Устало побрился насухо, сидя на кровати, закрыв глаза; закрытые глаза лучше зеркальца для бритья: сразу учишься бриться вслепую. Потом выглянул в коридор, нашел его пустым, голым шмыгнул в умывальню принять душ. Оделся, пятерней причесался, рассовал по карманам багаж, пошел вниз. В вестибюле было пусто, кроме хозяйки, выпускавшей за своей конторкой гвоздичный дым Сурабаи.

– Съезжаю, – сказал я.

Выложил все свои бумажные деньги одним комком в кулаке, вытащенном из брючного кармана. Среди них оказалась и цыпка Карлотта; прежде чем я ее отделил, сунул в нагрудный карман, хозяйка заметила и говорит:

– Странно. Именно это слово я при вас вчера упоминала. Никакого нет фокуса, чтобы его запомнить.

Я не понял. Она отдала мне мой паспорт. И спрашивает:

– Пойдете в Дууму на чудо?

– На чудо?

– Mijregulu на их языке. Намоем – mu'jizat. Такое у них суеверие – ждать чуда в это время года. Один мальчик кричал нынче утром на улицах, что mijregulu произошло, причем произошло для него одного. Он был на утренней mijsaвместе со своей матерью, и съел хлеб, который, по их суеверию… Впрочем, может быть, вы той же веры. Мальчик клялся, будто чувствовал во рту безволосого маленького ползавшего зверька, говорит, очень маленького, а в голове слышал голос младенца. А потом он его проглотил. По-моему, просто каннибализм. Но возможно, и вы той же веры.

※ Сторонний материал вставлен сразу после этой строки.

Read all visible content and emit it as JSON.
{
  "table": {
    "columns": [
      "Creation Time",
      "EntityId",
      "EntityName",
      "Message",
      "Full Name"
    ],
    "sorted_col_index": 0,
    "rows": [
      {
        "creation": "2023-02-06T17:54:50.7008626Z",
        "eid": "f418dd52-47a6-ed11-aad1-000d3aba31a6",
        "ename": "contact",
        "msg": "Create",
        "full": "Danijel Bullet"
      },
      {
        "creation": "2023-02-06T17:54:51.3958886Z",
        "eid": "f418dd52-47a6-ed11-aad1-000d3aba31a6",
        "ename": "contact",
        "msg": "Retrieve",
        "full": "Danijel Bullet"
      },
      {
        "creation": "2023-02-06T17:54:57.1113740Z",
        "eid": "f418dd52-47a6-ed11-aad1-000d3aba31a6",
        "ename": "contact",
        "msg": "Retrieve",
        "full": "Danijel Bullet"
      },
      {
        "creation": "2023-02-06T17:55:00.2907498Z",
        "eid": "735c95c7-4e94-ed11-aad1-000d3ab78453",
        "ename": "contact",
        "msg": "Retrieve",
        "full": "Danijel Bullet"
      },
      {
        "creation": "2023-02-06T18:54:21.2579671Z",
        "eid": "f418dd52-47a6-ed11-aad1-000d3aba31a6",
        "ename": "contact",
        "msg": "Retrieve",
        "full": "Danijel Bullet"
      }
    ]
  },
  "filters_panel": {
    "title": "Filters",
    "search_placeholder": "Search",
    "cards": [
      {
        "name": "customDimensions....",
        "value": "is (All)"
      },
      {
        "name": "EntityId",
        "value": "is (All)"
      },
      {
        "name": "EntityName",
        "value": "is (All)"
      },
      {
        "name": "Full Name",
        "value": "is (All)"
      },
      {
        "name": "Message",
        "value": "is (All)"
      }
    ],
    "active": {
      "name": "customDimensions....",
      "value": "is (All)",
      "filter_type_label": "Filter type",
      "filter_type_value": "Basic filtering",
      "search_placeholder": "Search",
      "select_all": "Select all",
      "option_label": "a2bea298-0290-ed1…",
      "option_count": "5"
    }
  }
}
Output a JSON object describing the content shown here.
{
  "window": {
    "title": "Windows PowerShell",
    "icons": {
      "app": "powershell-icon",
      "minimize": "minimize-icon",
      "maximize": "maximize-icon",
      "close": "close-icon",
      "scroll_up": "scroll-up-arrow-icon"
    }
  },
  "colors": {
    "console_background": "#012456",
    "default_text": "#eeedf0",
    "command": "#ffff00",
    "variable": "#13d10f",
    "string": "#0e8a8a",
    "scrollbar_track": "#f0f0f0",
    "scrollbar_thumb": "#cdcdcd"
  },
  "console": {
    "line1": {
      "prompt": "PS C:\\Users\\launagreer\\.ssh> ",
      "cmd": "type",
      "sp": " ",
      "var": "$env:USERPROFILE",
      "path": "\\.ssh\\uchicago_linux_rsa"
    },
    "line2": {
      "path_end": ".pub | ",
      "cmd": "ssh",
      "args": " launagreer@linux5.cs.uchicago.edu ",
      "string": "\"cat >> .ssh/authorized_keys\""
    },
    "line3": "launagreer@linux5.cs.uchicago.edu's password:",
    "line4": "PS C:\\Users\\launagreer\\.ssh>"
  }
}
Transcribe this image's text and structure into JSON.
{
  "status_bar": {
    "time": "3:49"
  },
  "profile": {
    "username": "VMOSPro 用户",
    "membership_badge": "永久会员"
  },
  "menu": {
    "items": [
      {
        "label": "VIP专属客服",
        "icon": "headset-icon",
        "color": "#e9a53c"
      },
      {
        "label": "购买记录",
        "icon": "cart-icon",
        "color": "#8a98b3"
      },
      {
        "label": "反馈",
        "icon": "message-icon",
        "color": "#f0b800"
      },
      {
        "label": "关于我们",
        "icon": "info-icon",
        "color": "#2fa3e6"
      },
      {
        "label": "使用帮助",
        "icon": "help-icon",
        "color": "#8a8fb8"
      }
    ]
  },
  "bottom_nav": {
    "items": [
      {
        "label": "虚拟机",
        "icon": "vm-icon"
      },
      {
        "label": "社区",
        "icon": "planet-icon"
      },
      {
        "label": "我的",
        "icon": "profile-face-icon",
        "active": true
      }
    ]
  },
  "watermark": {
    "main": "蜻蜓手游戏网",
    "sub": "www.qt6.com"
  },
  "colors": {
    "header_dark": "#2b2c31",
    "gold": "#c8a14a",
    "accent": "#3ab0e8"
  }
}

– Ну, в каком-то рудиментарном смысле…

– Поскольку это не mijregulu puwblijgu, то есть не публичное чудо, его игнорируют. Для mijregulu puwblijgu по-ихнему надо, чтоб из невозможных источников хлынула кровь. Ну и всего час назад, пока вы, должно быть, еще спали, кровь потекла. Не из статуи ихней Сента-Евфорбии, как почти все ожидали, а из pipit или маленького zab'a младенца Исы, по-вашему, наверно, Иисуса, лежащего на руках своей матери. Отвратительно. Кровь, говорят, еще сочится. Ее собирают в чайные чашки. Не зовут никаких химиков, чтобы сделать анализ. Боюсь, все это отвратительно.

– Откуда, из?…

– Вот именно. Надеюсь, вы с удовольствием провели здесь время.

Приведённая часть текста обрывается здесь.